The euro has gained this week as an index of household confidence climbed to minus 26.6 this month from minus 26.9 in November, according to the European Commission in Brussels. A German report yesterday showed business confidence was higher than economists forecast in December and Standard & Poor’s raised Greece’s credit rating from selective default on Dec. 18.
The Dollar Index fell for a fifth day, declining 0.1 percent to 79.253 after falling to 79.008 yesterday, the lowest level since Oct. 18. Losses in the gauge, which tracks the greenback against the currencies of six major trading partners, accelerated after a Commerce Department report showed the U.S. economy grew at 3.1 percent annual rate in the third quarter, more than previously forecast.
Lawmakers are struggling to reach agreement to avert more than $600 billion in tax increases and spending cuts set to start in January. Even as Republicans seek to bridge their internal divide over taxes by combining spending reductions with House Speaker John Boehner’s plan, the White House has declared his proposal dead on arrival and told business leaders that talks between President Barack Obama and Boehner are regressing.

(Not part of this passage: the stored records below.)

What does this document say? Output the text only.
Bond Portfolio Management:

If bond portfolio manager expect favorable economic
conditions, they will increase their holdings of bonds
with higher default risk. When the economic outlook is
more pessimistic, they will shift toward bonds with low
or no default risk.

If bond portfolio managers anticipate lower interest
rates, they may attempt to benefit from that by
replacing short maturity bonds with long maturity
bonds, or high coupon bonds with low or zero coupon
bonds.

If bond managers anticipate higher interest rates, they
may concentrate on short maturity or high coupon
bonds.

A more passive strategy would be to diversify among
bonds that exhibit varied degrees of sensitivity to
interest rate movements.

The BOJ kept its credit-lending program at 25 trillion yen and left its key interest rate unchanged between zero and 0.1 percent at its two-day meeting in Tokyo. Abe, whose party swept to victory in the Dec. 16 election, will have a chance to reshape the BOJ early next year when the terms of Governor Shirakawa and his two deputies expire.
“There’s a sell on the fact,” said Jane Foley, a senior foreign-exchange strategist at Rabobank International in London, referring to the BOJ decision. “The market got a little bit over-excited about the inflation target. The move we saw in the yen was over-extended and we’re now seeing some pullback.”
The yen is likely to trade at 83 per dollar at the end of June, Rabobank’s Foley said.
Japan’s currency has tumbled 12.8 percent this year, the worst performer among the 10 developed-nation currencies tracked by Bloomberg Correlation-Weighted Indexes. The dollar has weakened 3.4 percent and the euro has dropped 1.1 percent.